Doctors Struggle with Insurance Claims Process: Healthcare Costs Rise

We have spent some time writing about how insurance companies are primarily interested in making profits. To increase profits, these companies will delay and deny claims. The more claims an insurance company denies, the more profits it makes. Insurance company greed is not just focused on personal injury victims, or people seeking treatment. Doctors are also struggling with insurance company tactics and their quest to increase profits. Just as the insurance companies blame lawyers for pushing up healthcare costs through lawsuits, the insurance companies claim doctors are pushing up costs by “over treating” patients and ordering expensive procedures.

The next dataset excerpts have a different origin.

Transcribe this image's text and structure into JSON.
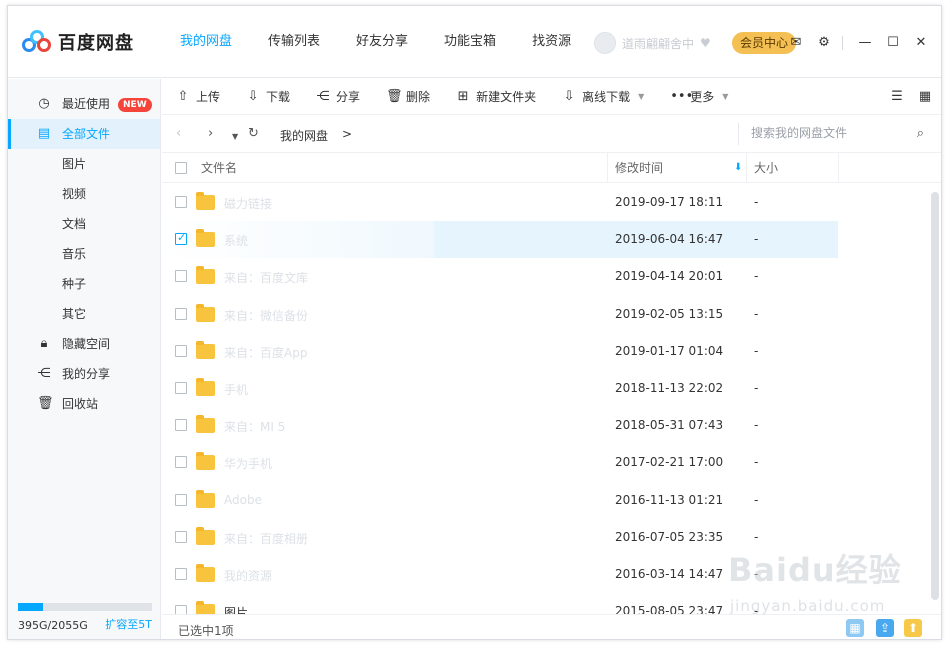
{
  "app": {
    "name": "百度网盘"
  },
  "nav": {
    "tabs": [
      {
        "label": "我的网盘",
        "active": true
      },
      {
        "label": "传输列表"
      },
      {
        "label": "好友分享"
      },
      {
        "label": "功能宝箱"
      },
      {
        "label": "找资源"
      }
    ]
  },
  "user": {
    "name": "道雨翩翩舍中",
    "vip_button": "会员中心"
  },
  "titlebar_icons": [
    "mail-icon",
    "settings-icon",
    "minimize-icon",
    "maximize-icon",
    "close-icon"
  ],
  "sidebar": {
    "items": [
      {
        "label": "最近使用",
        "icon": "clock-icon",
        "badge": "NEW"
      },
      {
        "label": "全部文件",
        "icon": "document-icon",
        "active": true
      },
      {
        "label": "图片"
      },
      {
        "label": "视频"
      },
      {
        "label": "文档"
      },
      {
        "label": "音乐"
      },
      {
        "label": "种子"
      },
      {
        "label": "其它"
      },
      {
        "label": "隐藏空间",
        "icon": "lock-icon"
      },
      {
        "label": "我的分享",
        "icon": "share-icon"
      },
      {
        "label": "回收站",
        "icon": "trash-icon"
      }
    ],
    "quota": {
      "text": "395G/2055G",
      "used_fraction": 0.19,
      "expand_label": "扩容至5T"
    }
  },
  "toolbar": {
    "upload": "上传",
    "download": "下载",
    "share": "分享",
    "delete": "删除",
    "new_folder": "新建文件夹",
    "offline_download": "离线下载",
    "more": "更多"
  },
  "pathbar": {
    "breadcrumb": "我的网盘",
    "separator": ">",
    "search_placeholder": "搜索我的网盘文件"
  },
  "table": {
    "columns": {
      "name": "文件名",
      "modified": "修改时间",
      "size": "大小"
    },
    "rows": [
      {
        "name": "磁力链接",
        "modified": "2019-09-17 18:11",
        "size": "-"
      },
      {
        "name": "系统",
        "modified": "2019-06-04 16:47",
        "size": "-",
        "selected": true
      },
      {
        "name": "来自：百度文库",
        "modified": "2019-04-14 20:01",
        "size": "-"
      },
      {
        "name": "来自：微信备份",
        "modified": "2019-02-05 13:15",
        "size": "-"
      },
      {
        "name": "来自：百度App",
        "modified": "2019-01-17 01:04",
        "size": "-"
      },
      {
        "name": "手机",
        "modified": "2018-11-13 22:02",
        "size": "-"
      },
      {
        "name": "来自：MI 5",
        "modified": "2018-05-31 07:43",
        "size": "-"
      },
      {
        "name": "华为手机",
        "modified": "2017-02-21 17:00",
        "size": "-"
      },
      {
        "name": "Adobe",
        "modified": "2016-11-13 01:21",
        "size": "-"
      },
      {
        "name": "来自：百度相册",
        "modified": "2016-07-05 23:35",
        "size": "-"
      },
      {
        "name": "我的资源",
        "modified": "2016-03-14 14:47",
        "size": "-"
      },
      {
        "name": "图片",
        "modified": "2015-08-05 23:47",
        "size": "-",
        "visible_name": true
      }
    ]
  },
  "status": {
    "text": "已选中1项"
  },
  "watermark": {
    "main": "Baidu经验",
    "sub": "jingyan.baidu.com"
  },
  "colors": {
    "accent": "#06a7ff",
    "vip": "#f5c053",
    "folder": "#f8c43e"
  }
}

When you go to a doctor for treatment, you pay a co-pay that is dictated by the insurance company. The doctors then file a claim with the insurance company, seeking reimbursement for the services provided to the patient. Insurance companies will find ways to deny claims on the doctors’ end just like they do to personal injury victims applying to their insurance company for benefits. Many physicians have had claims denied, delayed or reduced. The insurance companies will claim that certain diagnostics or treatments are not necessary and will subsequently deny reimbursement. Most physicians don’t even appeal denied claims because of the time and money involved in the process. Some doctors have reported a 15 and 20 percent decline in the amount of reimbursement they receive from the insurance companies. Meanwhile, some insurance company profits are as high as $4.7 billion, with their CEOs making upwards of $23 million dollars a year. According to a recent survey or physicians, most doctors believe that the faulty claims process has increased the cost of running a practice, and has increased healthcare costs overall.

Perhaps the most disturbing trend is the insurance companies telling the doctors what treatment is necessary for a given case. The theory being that if an insurance company tells a doctor they provided unnecessary treatment to a patient, they can deny the claim and increase their profits. There was one report of a Texas doctor who diagnosed their male patient with breast cancer. Each year there are around 2,030 reported cases of male breast cancer according to the American Cancer Society. The insurance company denied payment of the claim because it was a “male patient with a female diagnosis.”

Some doctors have sued major insurance companies in an attempt to recoup money for their patient services; this has resulted in some settlements worth millions. However, as long as these companies are making billions in profits, they can afford to settle a few multimillion dollar lawsuits in lieu of changing their policies with respect to claims processing. The American Medical Association is currently working on a program to educate physicians on the claims process. The hope is that with more efficient and timely claims filing, more claims will be approved and healthcare costs will be reduced.